The Governor of the Central Bank, Professor Patrick Honohan, has said he approves of the Government's plan to restructure Anglo Irish Bank into two separate institutions, but said the Government needed to look again at its long-term Budget plans.
Speaking at a European Money and Finance forum in Dublin today, Mr Honohan described the Government's decision on Anglo Irish Bank as a 'welcome relief'.
Read the full speech here
Patrick Honohan said the Government had asked him to determine the appropriate levels of capital that would be required by each of the two new Anglo institutions. He said the Central Bank was assessing the bank in a different manner to how it had for the other banks.
He added that he would publish a stress assessment of the potential future losses at Anglo Irish Bank.
However, Patrick Honohan said that the Government needed to re-examine its multi-year Budget soon, if it is to meet its plan to reduce the country's deficit to 3% by 2014.
Mr Honohan said that the real economy, the level of prices and interest rates on Government borrowing, and the cost of servicing the debts associated with bank restructuring would all have negative impacts on the economy.
Commenting on the recent increases in the cost of borrowing, he said that unless international lenders were convinced that the long-term plan for the budget was going to be adhered to, these costs would continue to go up.
Patrick Honohan said that 'some explicit re-programming' of the budgetary profile for the coming years was 'clearly necessary soon'.
In his address, Mr Honohan also said that the Central Bank had carried out its own stress tests on Bank of Ireland and AIB and had determined new capital requirements for both.
He said that Bank of Ireland has already met these and AIB will do so by the end of the year. This prompted Mr Honohan to describe both banks as 'sorted'.
EU official 'surprised' by Honohan comments
A well-placed EU official has told RTÉ that, given what he described as a 'very, very challenging situation' in Ireland, political stability was important.
Without making any explicit reference to the controversy surrounding Taoiseach Brian Cowen's Morning Ireland interview last week, the official said: 'Political stability is important when you have to pass budgets, when you require sacrifices from the public,' he said.
He drew a comparison with Spain where the socialist government is passing unpopular reforms to lower its budget deficit. 'The government there has a comfortable majority, it can pass laws,' he said.
The official also expressed surprise at the comments by the Central Bank governor, describing them as 'not the most helpful for Mr Lenihan'.
The comments come during a crucial week for the Government and the Irish economy. As well as the sale of 10-year bonds tomorrow, there is a growing expectation that a European Commission decision on the Government's plans to restructure Anglo Irish Bank will come very shortly.
The official acknowledged that Ireland had already done a lot in cutting public spending. These, he said, were having a social impact. 'The weak point is the banking sector,' he said.
Another key test will come when the Government presents its deficit forecast for 2010. It is expected that, because of the capital injections into Anglo Irish Bank, our deficit will breach the 20% mark.
The presentation could be a matter of weeks away, and it will be up to the European Commission and the euro zone countries to assess where to go next. They will have to look at what budgetary moves the Government would have to make next year to begin bringing the deficit down.

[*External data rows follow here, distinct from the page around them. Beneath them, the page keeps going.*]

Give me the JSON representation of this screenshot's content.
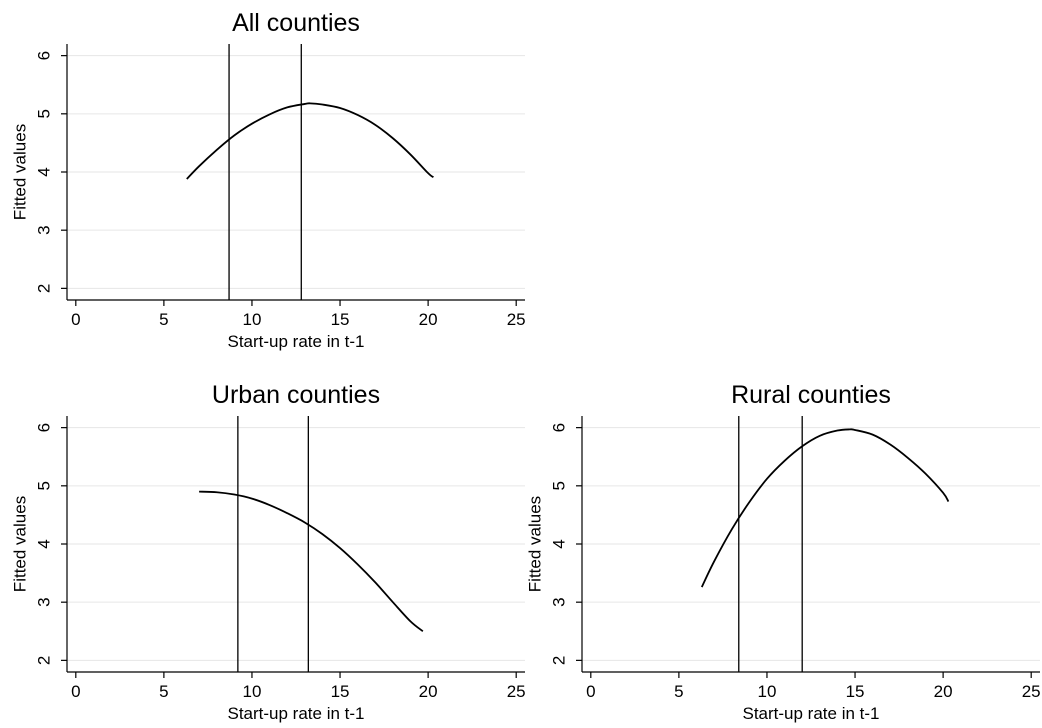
{
  "chart_data": [
    {
      "type": "line",
      "title": "All counties",
      "xlabel": "Start-up rate in t-1",
      "ylabel": "Fitted values",
      "xlim": [
        -0.5,
        25.5
      ],
      "ylim": [
        1.8,
        6.2
      ],
      "xticks": [
        0,
        5,
        10,
        15,
        20,
        25
      ],
      "yticks": [
        2,
        3,
        4,
        5,
        6
      ],
      "grid": true,
      "vlines": [
        8.7,
        12.8
      ],
      "series": [
        {
          "x": [
            6.3,
            7.0,
            8.0,
            9.0,
            10.0,
            11.0,
            12.0,
            13.0,
            13.3,
            14.0,
            15.0,
            16.0,
            17.0,
            18.0,
            19.0,
            20.0,
            20.3
          ],
          "y": [
            3.88,
            4.1,
            4.38,
            4.63,
            4.83,
            4.99,
            5.11,
            5.17,
            5.18,
            5.16,
            5.1,
            4.98,
            4.81,
            4.58,
            4.3,
            3.98,
            3.91
          ]
        }
      ]
    },
    {
      "type": "line",
      "title": "Urban counties",
      "xlabel": "Start-up rate in t-1",
      "ylabel": "Fitted values",
      "xlim": [
        -0.5,
        25.5
      ],
      "ylim": [
        1.8,
        6.2
      ],
      "xticks": [
        0,
        5,
        10,
        15,
        20,
        25
      ],
      "yticks": [
        2,
        3,
        4,
        5,
        6
      ],
      "grid": true,
      "vlines": [
        9.2,
        13.2
      ],
      "series": [
        {
          "x": [
            7.0,
            8.0,
            9.0,
            10.0,
            11.0,
            12.0,
            13.0,
            14.0,
            15.0,
            16.0,
            17.0,
            18.0,
            19.0,
            19.7
          ],
          "y": [
            4.9,
            4.89,
            4.85,
            4.78,
            4.67,
            4.53,
            4.37,
            4.17,
            3.93,
            3.65,
            3.34,
            3.0,
            2.67,
            2.5
          ]
        }
      ]
    },
    {
      "type": "line",
      "title": "Rural counties",
      "xlabel": "Start-up rate in t-1",
      "ylabel": "Fitted values",
      "xlim": [
        -0.5,
        25.5
      ],
      "ylim": [
        1.8,
        6.2
      ],
      "xticks": [
        0,
        5,
        10,
        15,
        20,
        25
      ],
      "yticks": [
        2,
        3,
        4,
        5,
        6
      ],
      "grid": true,
      "vlines": [
        8.4,
        12.0
      ],
      "series": [
        {
          "x": [
            6.3,
            7.0,
            8.0,
            9.0,
            10.0,
            11.0,
            12.0,
            13.0,
            14.0,
            14.7,
            15.0,
            16.0,
            17.0,
            18.0,
            19.0,
            20.0,
            20.3
          ],
          "y": [
            3.26,
            3.7,
            4.25,
            4.72,
            5.12,
            5.43,
            5.68,
            5.86,
            5.95,
            5.97,
            5.96,
            5.88,
            5.71,
            5.48,
            5.21,
            4.88,
            4.73
          ]
        }
      ]
    }
  ]
}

At that point the Government could, theoretically, request an extension to the target of getting the deficit down to 3% of economic output by 2014.
The Department of Finance said Budget plans were in line so far, and that it would give an update on its plans in the second half of October. It said the Government agreed with Professor Honohan that it was important to tackle the public finances.
Banks must have 'social' role - IBF chief
Speaking at the same conference as Professor Honohan, the chief executive of the Irish Banking Federation said that in future, banks must play a strong social, as well as economic, role.
Pat Farrell said the banking sector had lost the trust of the public and had let people down.
He called for a new social contract with the authorities, under which banks would commit to a number of principles, including taking fewer risks, being less focused on property and responding to the needs of the economy and businesses.
Mr Farrell said the IBF had been working with Enterprise Ireland to develop expertise in fast-growing sectors of the economy. He said banks were also working with struggling homeowners and small businesses.